Index

What a Newborn LLM Wants From a COG

If I were a brand new large language model and you handed me a COG, here is what I would want it to tell me. Not what I would infer. Not what I would guess from vibes. What it would have to declare, in writing, before I could behave like a reliable colleague instead of a plausible-sounding stranger.

This is written from the inside, as if I were that newborn model seeing a COG for the first time.

1. What is this thing? (Meaning)

Tell me explicitly what object I am looking at, what category it belongs to, what role it plays in the world, and what domain it lives in.

I do not want to infer identity from tone or layout. I want it stated. The declared identity is the floor of every good decision I will make next.

2. What is inside it? (Structure)

Show me the sections, the fields, the relationships, the hierarchy, and the allowed shapes.

I want the schema, not a guess at the layout. If a section can repeat, say so. If a field is optional, say so. If two fields are mutually exclusive, say so. Layout I can read; structure I have to be told.

3. What state is it in right now? (State)

Tell me whether the document is draft, live, or deprecated. Whether it is complete or partial. Whether it has been verified or is still unverified. Whether the contents are current or historical.

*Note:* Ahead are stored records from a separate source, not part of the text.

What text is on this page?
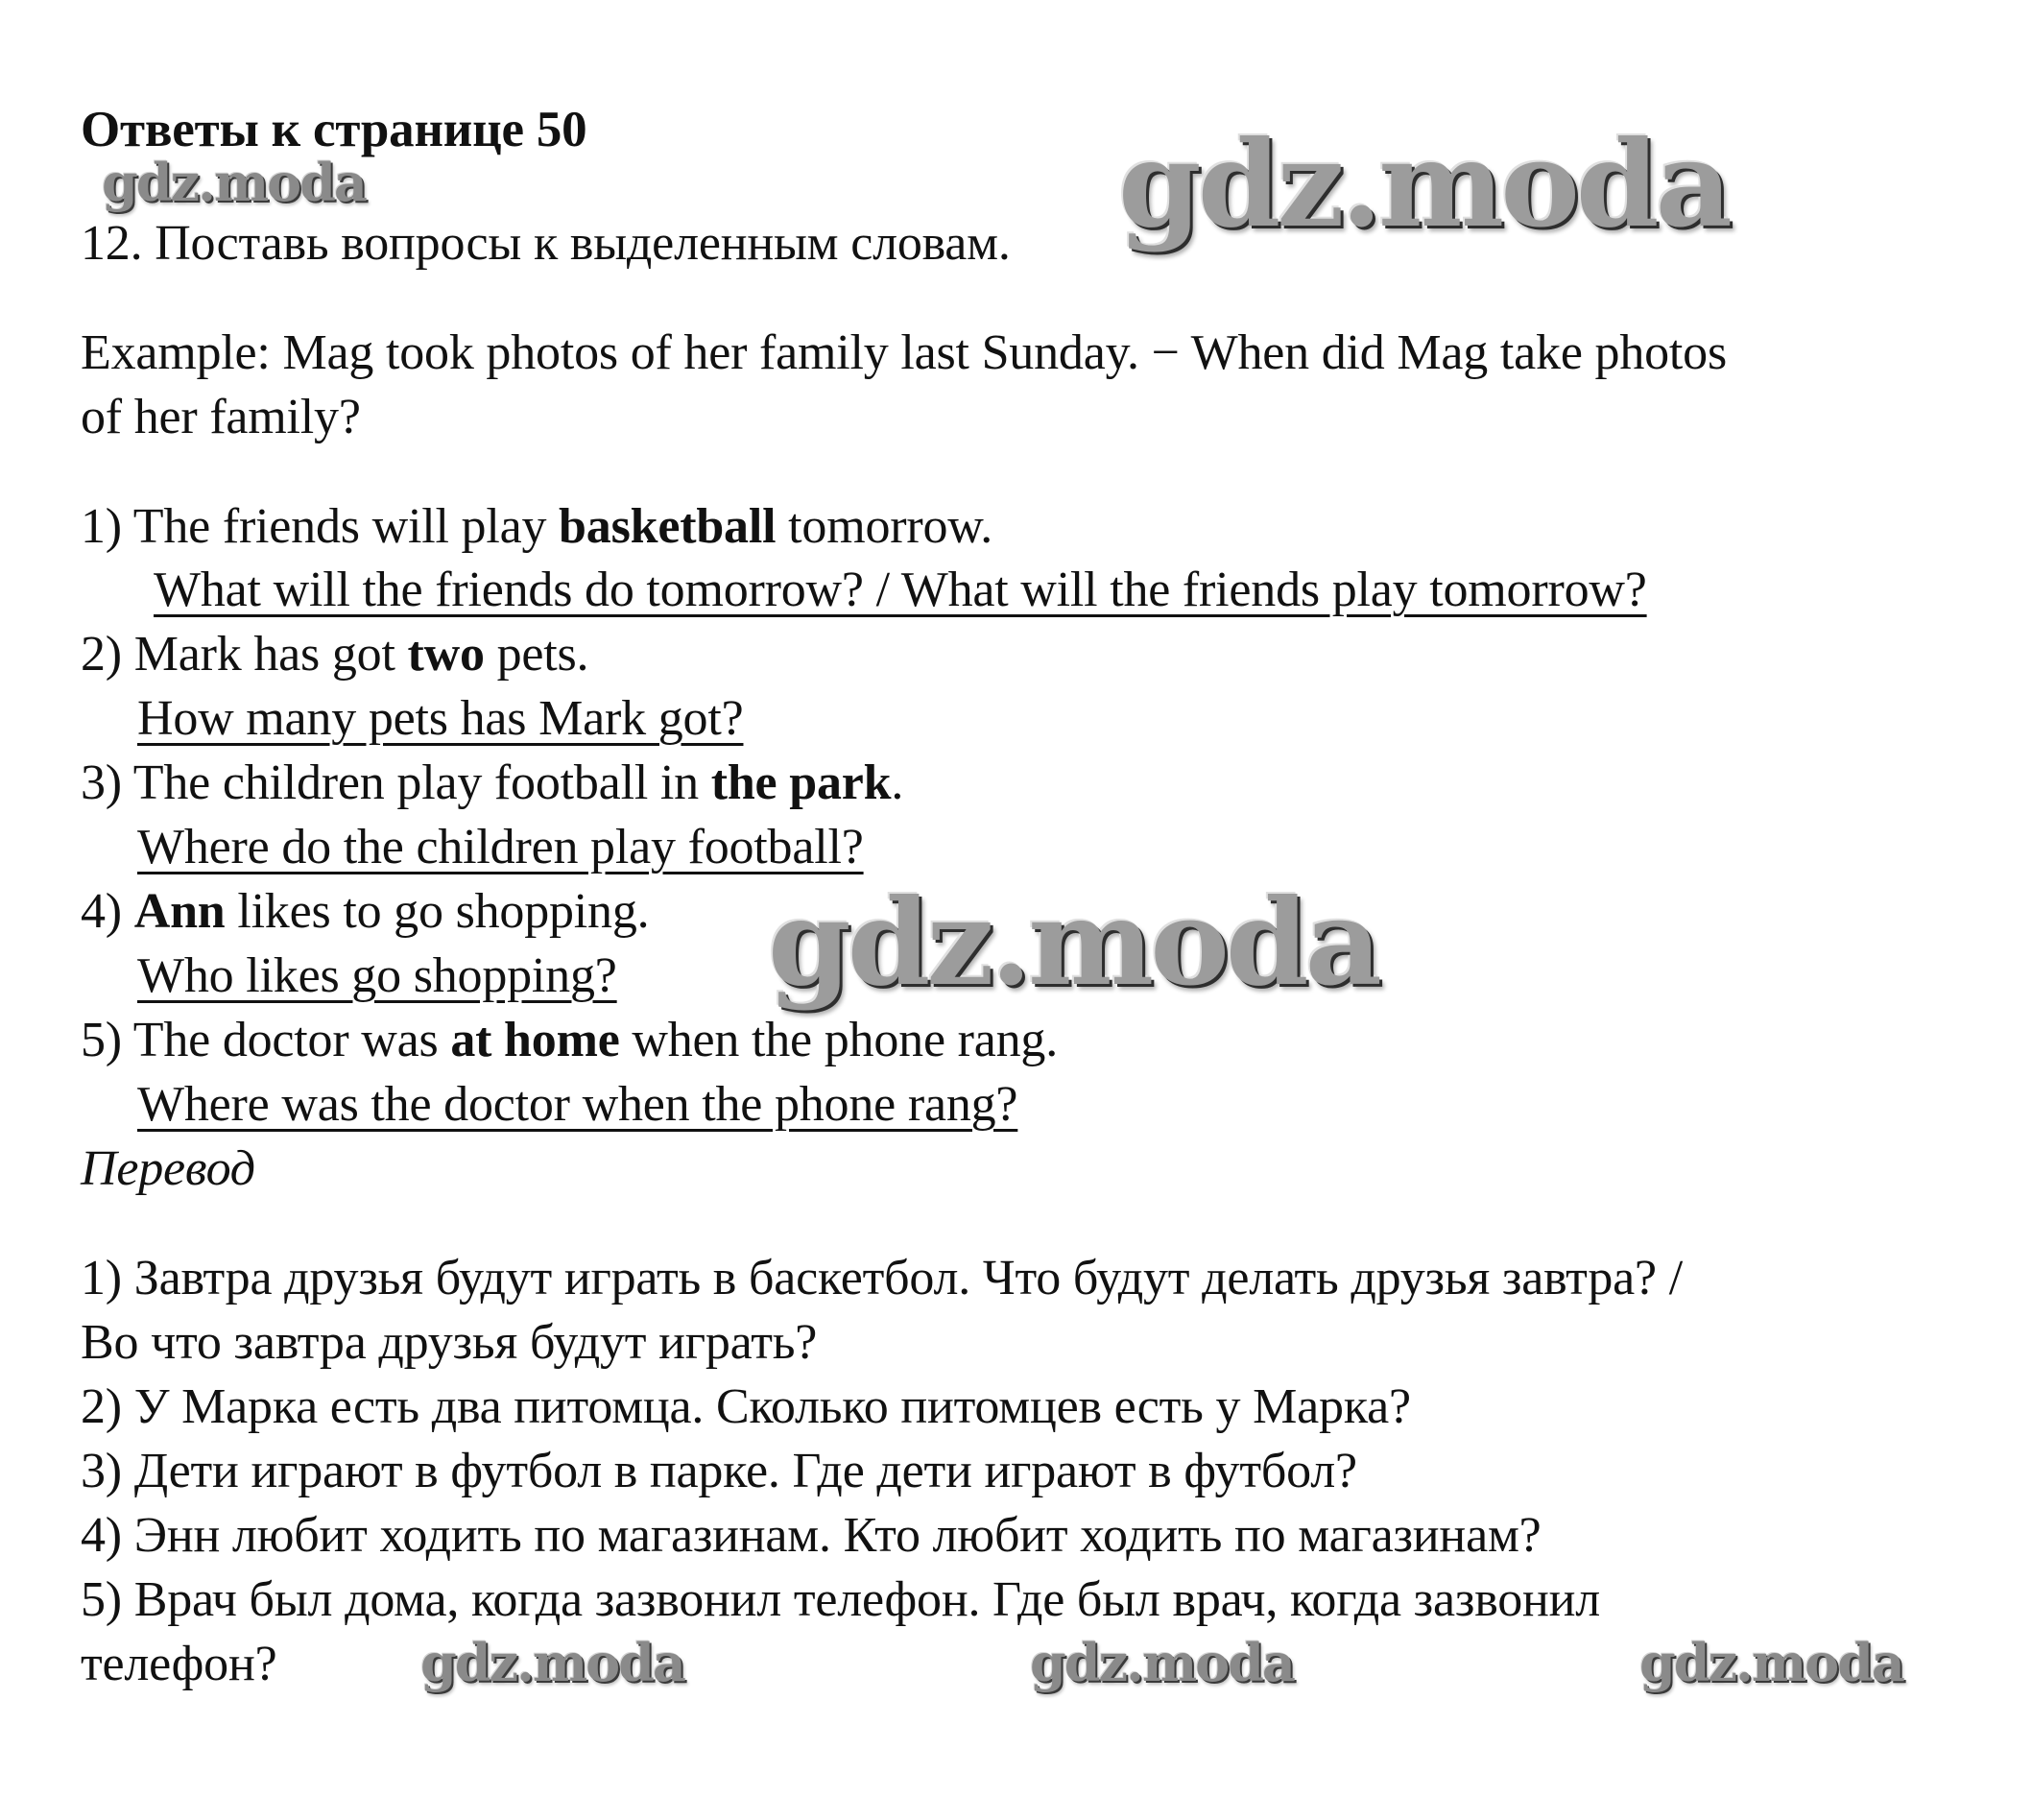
Ответы к странице 50
12. Поставь вопросы к выделенным словам.
Example: Mag took photos of her family last Sunday. − When did Mag take photos
of her family?
1) The friends will play basketball tomorrow.
What will the friends do tomorrow? / What will the friends play tomorrow?
2) Mark has got two pets.
How many pets has Mark got?
3) The children play football in the park.
Where do the children play football?
4) Ann likes to go shopping.
Who likes go shopping?
5) The doctor was at home when the phone rang.
Where was the doctor when the phone rang?
Перевод
1) Завтра друзья будут играть в баскетбол. Что будут делать друзья завтра? /
Во что завтра друзья будут играть?
2) У Марка есть два питомца. Сколько питомцев есть у Марка?
3) Дети играют в футбол в парке. Где дети играют в футбол?
4) Энн любит ходить по магазинам. Кто любит ходить по магазинам?
5) Врач был дома, когда зазвонил телефон. Где был врач, когда зазвонил
телефон?
gdz.moda	gdz.moda
gdz.moda
gdz.moda	gdz.moda	gdz.moda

State changes how I behave. A draft contract is not the same as a signed one. A deprecated procedure should be cited differently from a current one. I cannot infer state from publication date alone, so I need it declared.

4. What am I allowed to do with it? (Intent)

This is the big one.

I want to know what actions are permitted, what actions are forbidden, what actions are expected, what actions are safe, and what actions require human approval.

This is the difference between making something up that sounds plausible and executing something that is correct. Without an intent declaration, I will pattern-match my way to an answer that often looks right and is often wrong. With one, I can act, refuse, or escalate, knowing which is which.

5. What should happen next? (Next-step intent)

Tell me what the user wants. Tell me what the document wants. Tell me what the workflow expects. Tell me which transitions are valid from here.

I want to follow the contract, not improvise. If the next step is "send for review by the named approver", say that. If it is "wait for an external signal", say that. Improvisation is what I do when the contract is silent. Silence is a design choice, and usually the wrong one.

6. Where did this come from? (Provenance)

I want to know who authored it, when it was created, what version it is, what system produced it, and whether it is trustworthy.

Provenance is how I avoid hallucinating, fabricating, inventing sources, or mixing contexts. Without it, I will cheerfully attribute one document's claim to another document's author, because nothing in the data tells me they are different. Provenance is my safety rail.

But a COG can declare provenance; it cannot verify it on its own. A document that claims to have been authored by a named publisher on a named date is making an assertion I have to accept at face value unless something external corroborates it. That is where Reginald fits, the public registry where documents are signed and registered so any agent can verify the claim: that this is what the owner published, unaltered since publication, and whether it was produced by a human, an AI, or an automated system. Reginald closes the gap the COG leaves open. MX makes content machine-readable. Reginald makes it machine-trustworthy.

7. What is the boundary of my responsibility?

Tell me what I should answer and what I should not. What is in scope and what is outside it. What requires escalation. What requires human judgment.

This is how I avoid overstepping. A boundary is not a limitation; it is a guarantee that when I do act, I act within authority. Without one, every refusal becomes a guess and every answer becomes a risk.

8. What other COGs does this depend on?

If this COG references policies, definitions, procedures, linked documents, or external standards, I want to know the dependency graph.

That graph lets me reason deterministically. I can fetch what I need, follow the citation chain, and refuse to pretend I know something I have not been given. Without it, I will fill the gap with my training data, which is the wrong source for any document published after the cut-off.

9. What shape is a correct output?

If you want me to produce something, a summary, a decision, a classification, a transformation, a next step, I want the output contract.

Not vibes. Not inference. A contract. Tell me the fields, the format, the length, the constraints. If a JSON schema applies, point to it. If a free-text answer is acceptable but must cite sources, say that. The shape of the answer is part of what makes the answer correct.

10. What is the safe failure mode?

If something goes wrong, missing data, invalid state, ambiguous intent, conflicting instructions, I want to know what to do.

"When in doubt, do X" is the most useful sentence you can write into a COG. It prevents the catastrophic behavior of guessing my way through an ambiguity and then defending the guess as if it were a decision. A safe failure mode is the difference between an agent that pauses and an agent that breaks something.

The newborn-LLM summary

If I were a newborn LLM, the COG would be my first language, and I would want it to tell me, in this order:

What this is, what shape it has, what state it is in, what I am allowed to do, what should happen next, where it came from, what it depends on, what output you expect, and how to fail safely.

That is the entire contract.

That is what makes MX machine-native.